The Story Behind the Image: Wildflowers in the Monsoon Season

My previous post referenced common landscape photography expectations in Arizona as the means to making a point about the potential for being blinded to opportunities by superficially familiar settings.   As a result, I thought the story of how the image contained at the climax of this entry was made would be timely.

Seven years ago I flew to Phoenix as the prelude to a photo tour of portions of northern Arizona–specifically, Monument Valley, Lower Antelope Canyon, Horseshoe Bend and the North Rim of the Grand Canyon.  I came in a day before the start of the tour and drove to Flagstaff for the evening, with the plan to drive to Monument Valley the following day.  I expected to arrive in Flagstaff by mid-afternoon, so when I was planning the trip I tried to find somewhere nearby that I could explore in the few hours of daylight I expected to have upon arrival.

Things played out more or less as anticipated.  My flight arrived in Phoenix a bit after noon, I picked up a rental car and began the roughly 2 1/2 hour drive to Flagstaff.  I drove through the saguaro-laden desert north of Phoenix and gradually began the slow, steady climb to Flagstaff (which is situated nearly 7000 feet above sea level; by comparison, Phoenix is a smidge over 1000 feet above sea-level).  Along the way, the vegetation changed dramatically, as the cacti were gradually replaced by tall pines.  About 50 miles outside of Flagstaff, the mostly clear skies I had encountered in Phoenix were replaced by clouds and the final half-hour or so of the drive was made through steady rain.

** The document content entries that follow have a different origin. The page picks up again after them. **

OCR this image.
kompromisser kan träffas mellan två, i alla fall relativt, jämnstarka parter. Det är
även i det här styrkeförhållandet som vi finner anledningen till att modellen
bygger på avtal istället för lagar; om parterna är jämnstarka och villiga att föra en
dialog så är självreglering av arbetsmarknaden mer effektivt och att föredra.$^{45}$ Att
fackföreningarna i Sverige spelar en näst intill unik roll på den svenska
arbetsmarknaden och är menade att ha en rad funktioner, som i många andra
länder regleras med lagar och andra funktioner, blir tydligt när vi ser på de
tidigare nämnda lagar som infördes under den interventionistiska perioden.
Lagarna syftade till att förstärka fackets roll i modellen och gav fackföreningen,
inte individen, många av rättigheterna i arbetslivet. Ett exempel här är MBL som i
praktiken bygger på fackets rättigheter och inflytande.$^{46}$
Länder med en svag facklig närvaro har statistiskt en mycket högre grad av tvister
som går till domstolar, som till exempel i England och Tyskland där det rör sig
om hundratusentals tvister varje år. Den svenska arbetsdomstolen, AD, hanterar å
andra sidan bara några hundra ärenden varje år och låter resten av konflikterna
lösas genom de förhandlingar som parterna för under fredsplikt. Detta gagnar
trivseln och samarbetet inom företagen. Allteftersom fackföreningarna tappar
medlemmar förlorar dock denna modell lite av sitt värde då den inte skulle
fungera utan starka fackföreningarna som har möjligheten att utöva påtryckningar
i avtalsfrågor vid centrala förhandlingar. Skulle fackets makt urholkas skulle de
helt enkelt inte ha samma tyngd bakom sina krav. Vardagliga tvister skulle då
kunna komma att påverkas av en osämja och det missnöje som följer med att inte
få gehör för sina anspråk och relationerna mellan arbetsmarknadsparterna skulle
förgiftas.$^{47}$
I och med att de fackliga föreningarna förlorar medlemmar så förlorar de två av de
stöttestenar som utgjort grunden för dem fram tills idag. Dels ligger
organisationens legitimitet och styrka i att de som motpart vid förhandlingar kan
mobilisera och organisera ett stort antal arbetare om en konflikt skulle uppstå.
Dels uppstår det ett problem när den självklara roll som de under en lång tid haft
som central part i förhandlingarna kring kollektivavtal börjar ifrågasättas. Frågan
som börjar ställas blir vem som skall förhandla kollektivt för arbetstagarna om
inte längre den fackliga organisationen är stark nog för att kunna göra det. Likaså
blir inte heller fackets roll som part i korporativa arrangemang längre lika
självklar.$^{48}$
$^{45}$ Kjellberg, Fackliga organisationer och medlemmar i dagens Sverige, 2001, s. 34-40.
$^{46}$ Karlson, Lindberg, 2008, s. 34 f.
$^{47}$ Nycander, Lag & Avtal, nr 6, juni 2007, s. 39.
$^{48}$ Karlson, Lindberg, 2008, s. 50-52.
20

The rain had essentially stopped and it appeared to be clearing when I arrived in Flagstaff, though it was obvious that the rainstorm had blown through the city, as everything was soaking wet.  When I checked into my motel the desk clerk asked me how I’d liked driving through the rain.  I said it hadn’t bothered me (I’m used to driving in wet conditions), but that it had surprised me–I hadn’t really expected to encounter rain in Arizona, even though I knew it was the monsoon season.  The clerk pointed to a calendar.   “This is the 35th consecutive day of rain here,” he said.  That piece of information shocked me.  Monsoon season or not, five weeks of daily rain is a lot anywhere.

After checking in, I quickly made my way to the spot I’d selected, pre-trip, for exploration that evening:  Sunset Volcano Crater National Monument, which is only 15-20 minutes north of Flagstaff along US-89.  The entry road to the monument was effectively deserted, and arched around some tall stands of Ponderosa Pines.  I was looking through the windows on both sides of the car, when I caught site of something yellow to my right.  Peeking through the trees, I saw what looked like some kind of an open field.  The trees were too dense for me to tell from the vehicle, so I parked the car in a pull-out and made my way through the trunks; the forest floor was laden with pine needles and cones but I was still intrigued by the splash of color beyond.

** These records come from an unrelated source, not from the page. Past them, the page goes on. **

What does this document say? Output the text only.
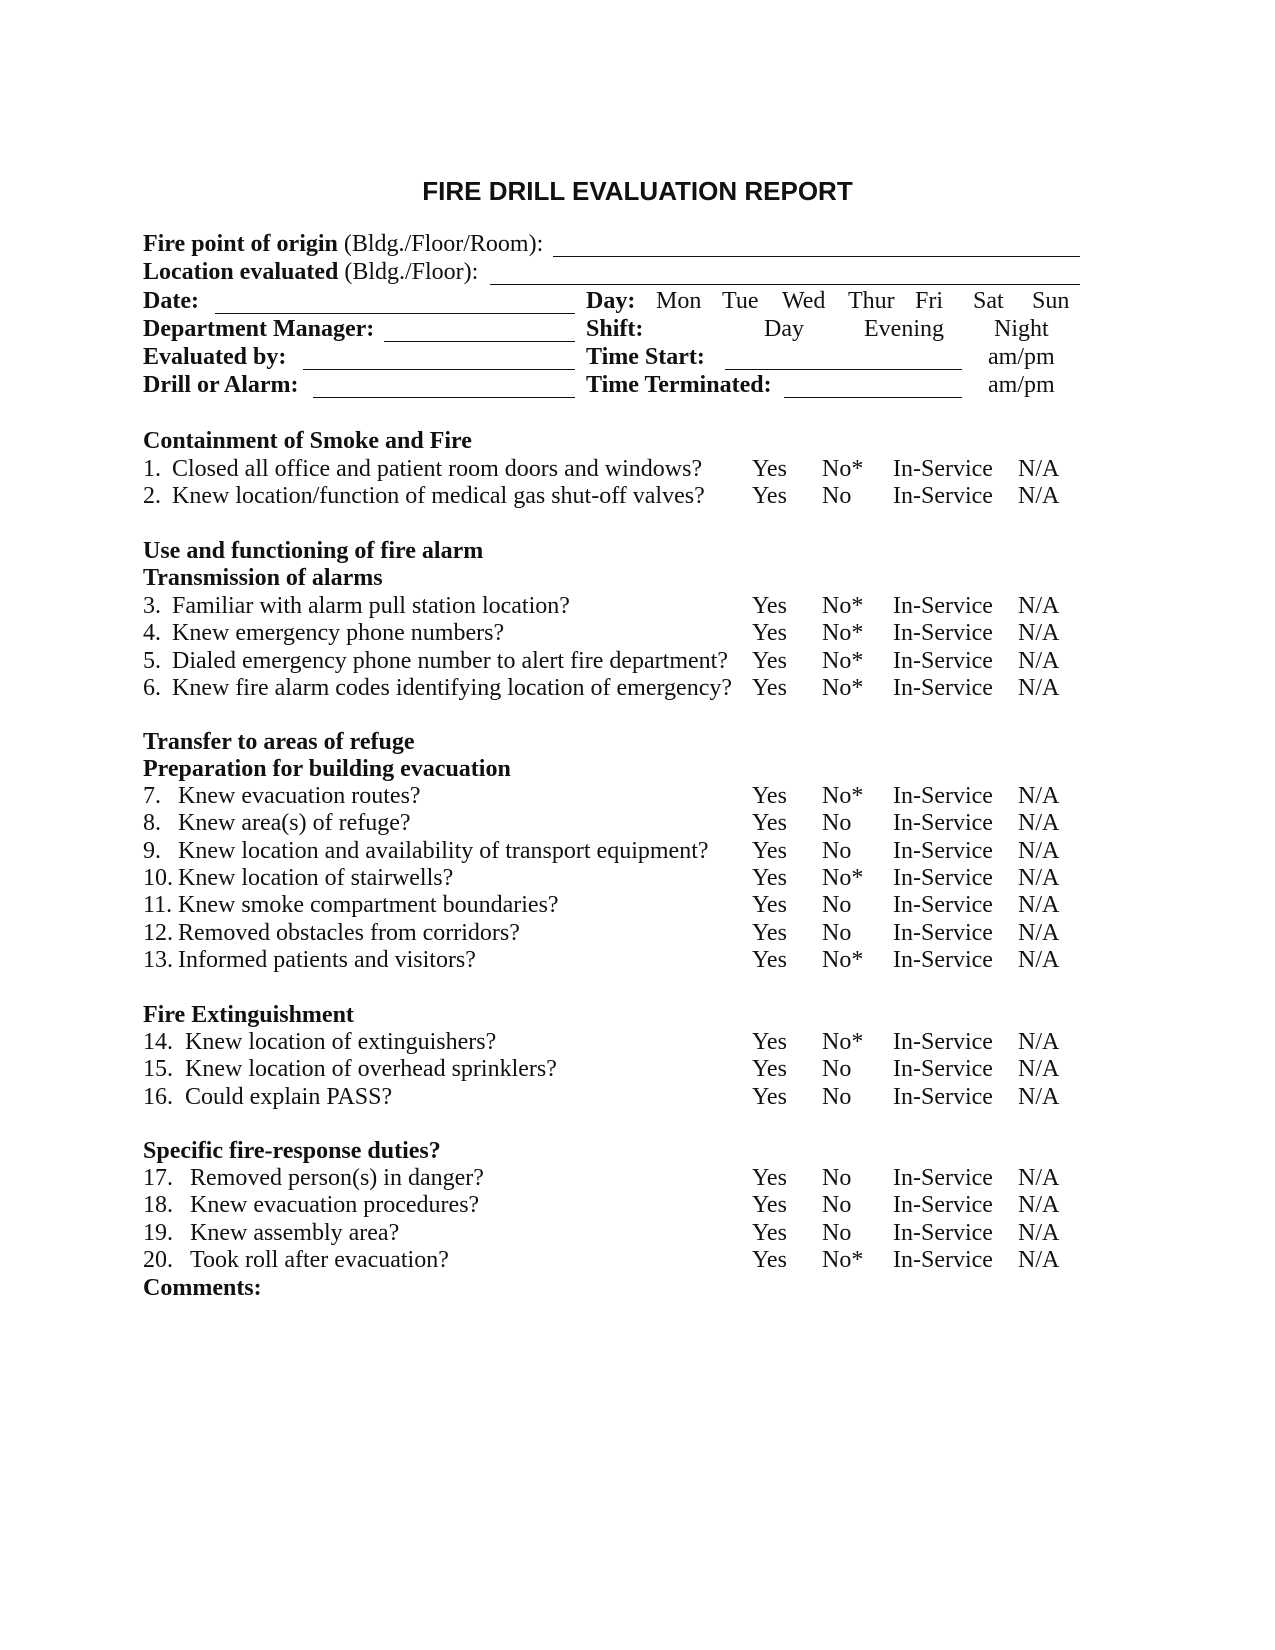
FIRE DRILL EVALUATION REPORT
Fire point of origin (Bldg./Floor/Room):
Location evaluated (Bldg./Floor):
Date:
Department Manager:
Evaluated by:
Drill or Alarm:
Day: Mon Tue Wed Thur Fri Sat Sun
Shift:	Day	Evening Night
Time Start:	am/pm
Time Terminated:	am/pm
Containment of Smoke and Fire
1. Closed all office and patient room doors and windows? Yes No* In-Service N/A
2. Knew location/function of medical gas shut-off valves? Yes No In-Service N/A
Use and functioning of fire alarm
Transmission of alarms
3. Familiar with alarm pull station location?	Yes No* In-Service N/A
4. Knew emergency phone numbers?	Yes No* In-Service N/A
5. Dialed emergency phone number to alert fire department? Yes No* In-Service N/A
6. Knew fire alarm codes identifying location of emergency? Yes No* In-Service N/A
Transfer to areas of refuge
Preparation for building evacuation
7. Knew evacuation routes?	Yes No* In-Service N/A
8. Knew area(s) of refuge?	Yes No In-Service N/A
9. Knew location and availability of transport equipment? Yes No In-Service N/A
10. Knew location of stairwells?	Yes No* In-Service N/A
11. Knew smoke compartment boundaries?	Yes No In-Service N/A
12. Removed obstacles from corridors?	Yes No In-Service N/A
13. Informed patients and visitors?	Yes No* In-Service N/A
Fire Extinguishment
14. Knew location of extinguishers?	Yes No* In-Service N/A
15. Knew location of overhead sprinklers?	Yes No In-Service N/A
16. Could explain PASS?	Yes No In-Service N/A
Specific fire-response duties?
17. Removed person(s) in danger?	Yes No In-Service N/A
18. Knew evacuation procedures?	Yes No In-Service N/A
19. Knew assembly area?	Yes No In-Service N/A
20. Took roll after evacuation?	Yes No* In-Service N/A
Comments:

As I moved closer, I could see that I was looking at a huge field of tall flowers.  Before I knew it I was standing amidst them…and what a surreal moment it was.  Here I was, in the “desert” state of Arizona, in late summer (this was in the second half of August), looking at one of the most impressive displays of wildflowers I’d ever seen anywhere.

I retreated to my car and retrieved my gear, then returned to the flower field.  Bees and other insects were buzzing around.  It had turned into a very pleasant early evening; the sky was partly cloudy, the humidity was nearly non-existent and the temperature was around 70 (F) degrees.  I made several images of the scene, one of which is below.

Sunflowers, Sunset Crater Volcano National Monument, Arizona

This photograph has become one of my favorites, partly because of the mood it instills in me and partly because it serves as such a dramatic visual counterpoint to what pops into the minds of most people when they think of Arizona.  As someone who greatly enjoys seeing stereotypes explode, I can’t begin to convey how happy this makes me.



  1. A very pleasant story. I’ve tried doing the same thing (exploring) during my trips because I know it can lead to discovery. I wish I can be as lucky as your story and discover a magical scene along the way.

    • Thanks! Exploration is almost always worthwhile, I’ve found, even if it doesn’t directly result in what I will cursorily label a photographic payoff.

  2. This is a pretty scene. I relate toyour feelings. As I go through my photos I am a little surprised that though I forgetthe exact year, I can remember exactly where I was and how I felt at that moment when I took the photo.

    • Thanks, Jane.

      Totally agree–I have remarkably vivid reminiscences whenever I view any of my images. They invariably take me right back to the time and place that they were made.

  3. That is definitely a field of flowers worth stopping for!

  4. Totally new to photography but I really like this.